I actually wrote this blog post a couple months ago but only decided to shape it up for posting today: june 18th.

In my computation theory class, after defining a regular expression, we also defined operations $\cdot$ and $\cup$. These operations would take a set of words in a regular language and construct yet another set of words. Interestingly, there were some special sets that make this look like a ring:

• The empty set $\emptyset$ which has the following properties:
  • It is an identity element for the $\cup$ operation: $\emptyset \cup A = A \cup \emptyset = A$.
  • It is an annihilator element for the $\cdot$ operation: $\emptyset \cdot A = A \cdot \emptyset = \emptyset$.
• The set with one element ${\epsilon}$ which is a language that only identifies the empty string has the following properties:
  • It is an identity element for the $\cdot$ operation: ${ \epsilon } \cdot A = A \cdot { \epsilon } = A$.
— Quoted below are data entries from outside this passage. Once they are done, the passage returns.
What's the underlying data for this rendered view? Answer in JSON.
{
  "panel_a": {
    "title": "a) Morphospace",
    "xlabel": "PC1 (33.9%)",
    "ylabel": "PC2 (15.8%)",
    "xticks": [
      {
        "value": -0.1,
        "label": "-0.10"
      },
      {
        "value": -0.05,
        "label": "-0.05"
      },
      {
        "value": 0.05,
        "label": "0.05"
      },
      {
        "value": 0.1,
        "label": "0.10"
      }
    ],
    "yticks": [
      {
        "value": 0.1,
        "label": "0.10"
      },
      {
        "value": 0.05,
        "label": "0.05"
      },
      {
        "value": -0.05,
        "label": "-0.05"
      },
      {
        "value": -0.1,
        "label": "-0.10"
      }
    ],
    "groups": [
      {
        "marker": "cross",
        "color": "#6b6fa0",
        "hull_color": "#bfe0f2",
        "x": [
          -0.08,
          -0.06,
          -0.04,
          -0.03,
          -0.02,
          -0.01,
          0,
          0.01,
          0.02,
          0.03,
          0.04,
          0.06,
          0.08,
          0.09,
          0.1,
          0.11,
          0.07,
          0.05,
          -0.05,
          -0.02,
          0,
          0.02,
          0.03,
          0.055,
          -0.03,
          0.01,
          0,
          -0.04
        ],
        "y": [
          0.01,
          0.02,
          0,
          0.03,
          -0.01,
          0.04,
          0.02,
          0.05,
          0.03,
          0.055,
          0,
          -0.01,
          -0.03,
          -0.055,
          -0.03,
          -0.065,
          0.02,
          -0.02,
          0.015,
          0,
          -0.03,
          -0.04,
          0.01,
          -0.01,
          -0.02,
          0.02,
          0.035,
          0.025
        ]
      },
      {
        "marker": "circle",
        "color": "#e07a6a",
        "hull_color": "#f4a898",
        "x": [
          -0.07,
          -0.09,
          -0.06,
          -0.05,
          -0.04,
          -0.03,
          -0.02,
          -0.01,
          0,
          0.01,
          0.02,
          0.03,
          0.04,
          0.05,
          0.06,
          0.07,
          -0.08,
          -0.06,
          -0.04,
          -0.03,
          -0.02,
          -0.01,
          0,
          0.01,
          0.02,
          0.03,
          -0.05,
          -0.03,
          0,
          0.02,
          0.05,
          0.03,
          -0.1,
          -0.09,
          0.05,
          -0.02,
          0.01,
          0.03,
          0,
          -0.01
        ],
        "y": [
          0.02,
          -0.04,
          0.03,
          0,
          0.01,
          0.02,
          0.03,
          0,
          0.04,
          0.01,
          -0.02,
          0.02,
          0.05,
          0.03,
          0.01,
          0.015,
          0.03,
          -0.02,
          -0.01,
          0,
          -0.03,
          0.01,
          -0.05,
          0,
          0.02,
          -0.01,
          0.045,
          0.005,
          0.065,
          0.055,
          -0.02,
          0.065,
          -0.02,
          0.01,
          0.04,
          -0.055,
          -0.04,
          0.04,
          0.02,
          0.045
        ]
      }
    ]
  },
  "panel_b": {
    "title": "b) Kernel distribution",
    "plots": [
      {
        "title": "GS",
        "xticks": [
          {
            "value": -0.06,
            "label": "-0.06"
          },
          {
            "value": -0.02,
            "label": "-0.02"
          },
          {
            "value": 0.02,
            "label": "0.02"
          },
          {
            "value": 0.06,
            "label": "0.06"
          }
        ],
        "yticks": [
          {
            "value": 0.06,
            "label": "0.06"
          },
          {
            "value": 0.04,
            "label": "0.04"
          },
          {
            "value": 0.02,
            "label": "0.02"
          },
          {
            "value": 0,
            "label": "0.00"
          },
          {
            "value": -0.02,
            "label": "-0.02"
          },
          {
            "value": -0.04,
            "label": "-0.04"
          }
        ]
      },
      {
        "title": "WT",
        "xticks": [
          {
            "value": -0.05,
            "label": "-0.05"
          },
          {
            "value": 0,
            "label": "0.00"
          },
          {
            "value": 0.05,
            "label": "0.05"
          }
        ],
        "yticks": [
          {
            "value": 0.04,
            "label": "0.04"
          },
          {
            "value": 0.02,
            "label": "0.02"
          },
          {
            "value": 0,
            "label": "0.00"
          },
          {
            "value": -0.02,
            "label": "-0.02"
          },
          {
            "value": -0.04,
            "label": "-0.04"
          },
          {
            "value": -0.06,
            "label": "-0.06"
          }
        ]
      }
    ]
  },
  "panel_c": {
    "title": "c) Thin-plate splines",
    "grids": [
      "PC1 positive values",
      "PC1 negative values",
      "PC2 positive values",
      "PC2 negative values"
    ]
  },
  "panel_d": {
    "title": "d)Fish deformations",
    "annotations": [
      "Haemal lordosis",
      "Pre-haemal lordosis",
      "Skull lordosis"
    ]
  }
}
This makes it almost a ring with:

$$ 0 \coloneqq \emptyset \ 1 := { \epsilon } \ + \coloneqq \cup \ \times := \cdot $$

For some given alphabet $\Sigma$, one has to prove that:

1. $(\Sigma^*, +) \in \mathbf{Ab}$
2. $(\Sigma^*, \times) \in \mathbf{Mon}$
3. $A \times (B + C) = A \times B + A \times C$

However, we immediately run into some problems. Since $\cup$ is closed and commutative, then $+$ is also closed and commutative. Previously we saw that $\emptyset$ acts as an identity element, so in order to prove (1.) it suffices to show that every set $A$ has an inverse $A'$ such that $A \cup A' = \emptyset$ (there are inverses). For non-empty sets $A$ or $B$, this is false. So this cannot be a group and therefore cannot be Abelian either. Not only is this not a group, every element can have more than identity. So, $A + A = A \cup A = A$.
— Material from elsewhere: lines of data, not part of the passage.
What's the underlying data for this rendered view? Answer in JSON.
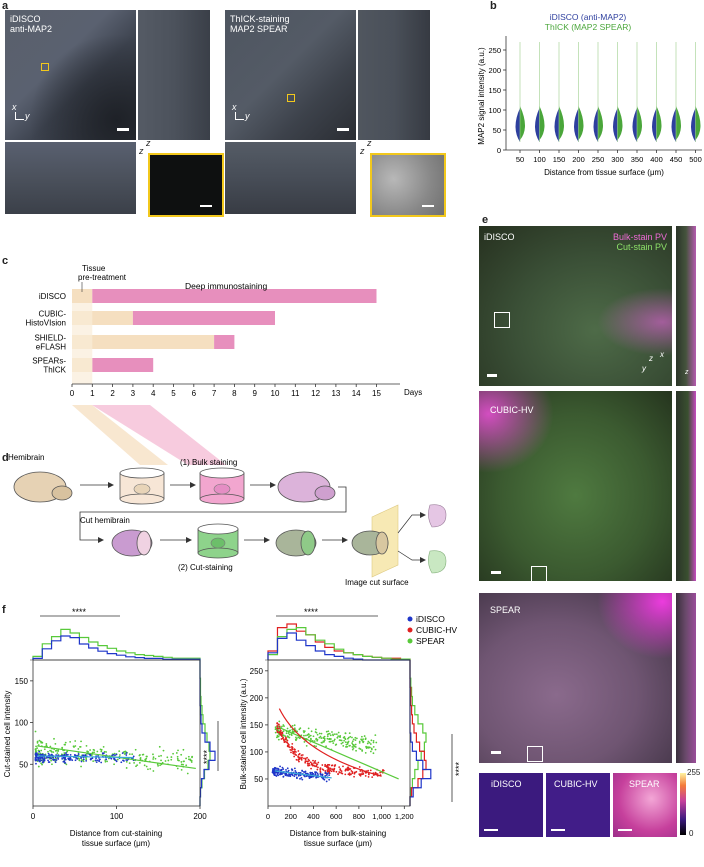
{
  "panels": {
    "a": "a",
    "b": "b",
    "c": "c",
    "d": "d",
    "e": "e",
    "f": "f"
  },
  "a": {
    "left_title_1": "iDISCO",
    "left_title_2": "anti-MAP2",
    "right_title_1": "ThICK-staining",
    "right_title_2": "MAP2 SPEAR",
    "axis_x": "x",
    "axis_y": "y",
    "axis_z": "z"
  },
  "b": {
    "legend": [
      "iDISCO (anti-MAP2)",
      "ThICK (MAP2 SPEAR)"
    ],
    "ylabel": "MAP2 signal intensity (a.u.)",
    "xlabel": "Distance from tissue surface (μm)",
    "yticks": [
      "0",
      "50",
      "100",
      "150",
      "200",
      "250"
    ],
    "xticks": [
      "50",
      "100",
      "150",
      "200",
      "250",
      "300",
      "350",
      "400",
      "450",
      "500"
    ],
    "colors": {
      "idisco": "#2e3f9e",
      "thick": "#4aa63a"
    }
  },
  "c": {
    "tissue_label_1": "Tissue",
    "tissue_label_2": "pre-treatment",
    "deep_label": "Deep immunostaining",
    "rows": [
      "iDISCO",
      "CUBIC-\nHistoVIsion",
      "SHIELD-\neFLASH",
      "SPEARs-\nThICK"
    ],
    "row_lines": [
      [
        "iDISCO"
      ],
      [
        "CUBIC-",
        "HistoVIsion"
      ],
      [
        "SHIELD-",
        "eFLASH"
      ],
      [
        "SPEARs-",
        "ThICK"
      ]
    ],
    "xticks": [
      "0",
      "1",
      "2",
      "3",
      "4",
      "5",
      "6",
      "7",
      "8",
      "9",
      "10",
      "11",
      "12",
      "13",
      "14",
      "15"
    ],
    "xlabel": "Days",
    "pretreat_end": [
      1,
      3,
      7,
      1
    ],
    "stain_end": [
      15,
      10,
      8,
      4
    ]
  },
  "d": {
    "hemibrain": "Hemibrain",
    "bulk": "(1) Bulk staining",
    "cut_hemibrain": "Cut hemibrain",
    "cut_staining": "(2) Cut-staining",
    "image_cut": "Image cut surface"
  },
  "e": {
    "labels": [
      "iDISCO",
      "CUBIC-HV",
      "SPEAR"
    ],
    "legend_bulk": "Bulk-stain PV",
    "legend_cut": "Cut-stain PV",
    "axis_x": "x",
    "axis_y": "y",
    "axis_z": "z",
    "bottom_labels": [
      "iDISCO",
      "CUBIC-HV",
      "SPEAR"
    ],
    "colorbar_max": "255",
    "colorbar_min": "0"
  },
  "f": {
    "left_ylabel": "Cut-stained cell intensity",
    "left_xlabel_1": "Distance from cut-staining",
    "left_xlabel_2": "tissue surface (μm)",
    "left_yticks": [
      "50",
      "100",
      "150"
    ],
    "left_xticks": [
      "0",
      "100",
      "200"
    ],
    "right_ylabel": "Bulk-stained cell intensity (a.u.)",
    "right_xlabel_1": "Distance from bulk-staining",
    "right_xlabel_2": "tissue surface (μm)",
    "right_yticks": [
      "50",
      "100",
      "150",
      "200",
      "250"
    ],
    "right_xticks": [
      "0",
      "200",
      "400",
      "600",
      "800",
      "1,000",
      "1,200"
    ],
    "sig": "****",
    "legend": [
      "iDISCO",
      "CUBIC-HV",
      "SPEAR"
    ],
    "colors": {
      "idisco": "#1f36c9",
      "cubic": "#e02020",
      "spear": "#58c93a"
    }
  }
}
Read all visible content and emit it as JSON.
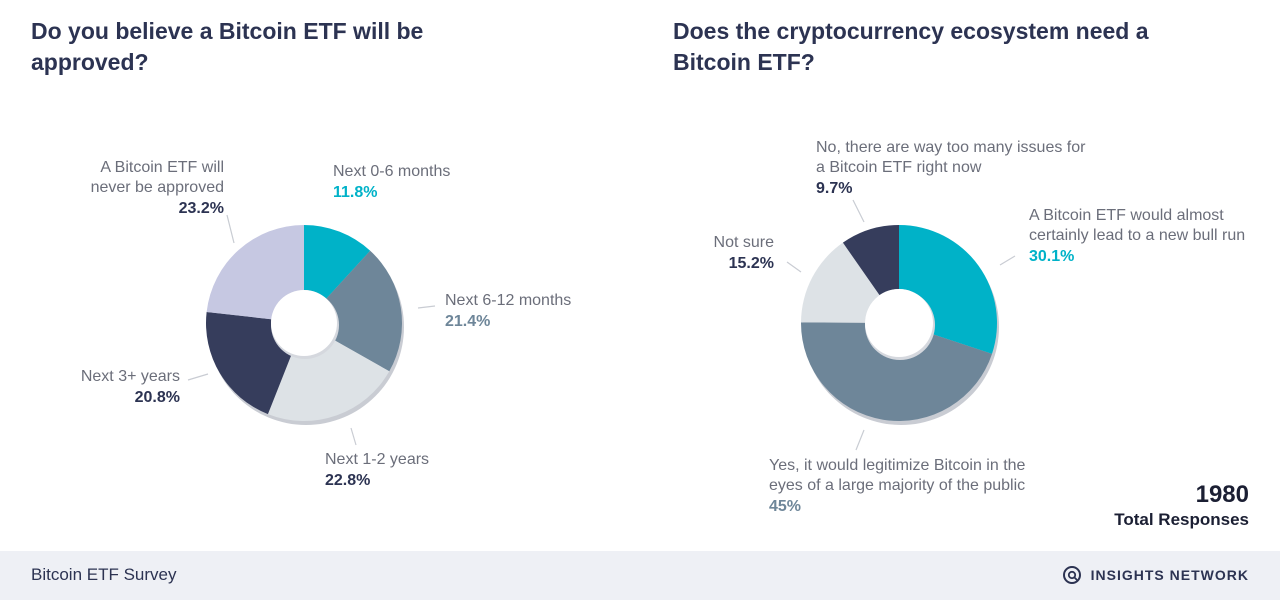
{
  "colors": {
    "teal": "#00b2c8",
    "slate": "#6e8699",
    "light_gray": "#dde2e6",
    "navy": "#363d5c",
    "lavender": "#c6c8e2",
    "title": "#2c3352",
    "label_gray": "#6b6e7a",
    "footer_bg": "#eef0f5"
  },
  "chart_data": [
    {
      "type": "pie",
      "donut": true,
      "title": "Do you believe a Bitcoin ETF will be approved?",
      "unit": "%",
      "slices": [
        {
          "label": "Next 0-6 months",
          "value": 11.8,
          "display": "11.8%",
          "color": "#00b2c8"
        },
        {
          "label": "Next 6-12 months",
          "value": 21.4,
          "display": "21.4%",
          "color": "#6e8699"
        },
        {
          "label": "Next 1-2 years",
          "value": 22.8,
          "display": "22.8%",
          "color": "#dde2e6"
        },
        {
          "label": "Next 3+ years",
          "value": 20.8,
          "display": "20.8%",
          "color": "#363d5c"
        },
        {
          "label": "A Bitcoin ETF will never be approved",
          "value": 23.2,
          "display": "23.2%",
          "color": "#c6c8e2"
        }
      ]
    },
    {
      "type": "pie",
      "donut": true,
      "title": "Does the cryptocurrency ecosystem need a Bitcoin ETF?",
      "unit": "%",
      "slices": [
        {
          "label": "A Bitcoin ETF would almost certainly lead to a new bull run",
          "value": 30.1,
          "display": "30.1%",
          "color": "#00b2c8"
        },
        {
          "label": "Yes, it would legitimize Bitcoin in the eyes of a large majority of the public",
          "value": 45,
          "display": "45%",
          "color": "#6e8699"
        },
        {
          "label": "Not sure",
          "value": 15.2,
          "display": "15.2%",
          "color": "#dde2e6"
        },
        {
          "label": "No, there are way too many issues for a Bitcoin ETF right now",
          "value": 9.7,
          "display": "9.7%",
          "color": "#363d5c"
        }
      ]
    }
  ],
  "total": {
    "count": "1980",
    "caption": "Total Responses"
  },
  "footer": {
    "source": "Bitcoin ETF Survey",
    "brand": "INSIGHTS NETWORK",
    "brand_icon": "insights-network-logo-icon"
  }
}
• Proposition $(\Sigma^*, +)$ does not have inverses, for any $\Sigma$.
  • Proof (by contradiction): Suppose that $(\Sigma^, +)$ does have inverses for some $\Sigma$. Then, there exists an element $(-1) \in \Sigma^$ such that $1 + (-1) = 0$. However, since $A + A = A, \forall A,$ then $1 + 1 = 1$. Using the inverse of $1$ we have that $1 + 1 + (-1) = 1 + (-1)$ which simplifies to the expression $1 + 0 = 0$ or $1 = 0$. This is false since $\emptyset \ne {\epsilon}$.

Now we know that $(\Sigma^, +)$ is a commutative monoid. This makes $(\Sigma^, +, \cdot)$ a semiring.

Generalization

Since this doesn't really use the structure of regular languages to prove that it is a semiring, then we can further generalize this. As it turns out, $(\mathbf{Set}, \cup, \times_\sim)$ is a semiring. So, of course a subset of $\mathbf{Set}$ that is closed under $\cup$ and $\times$ would also be a semiring.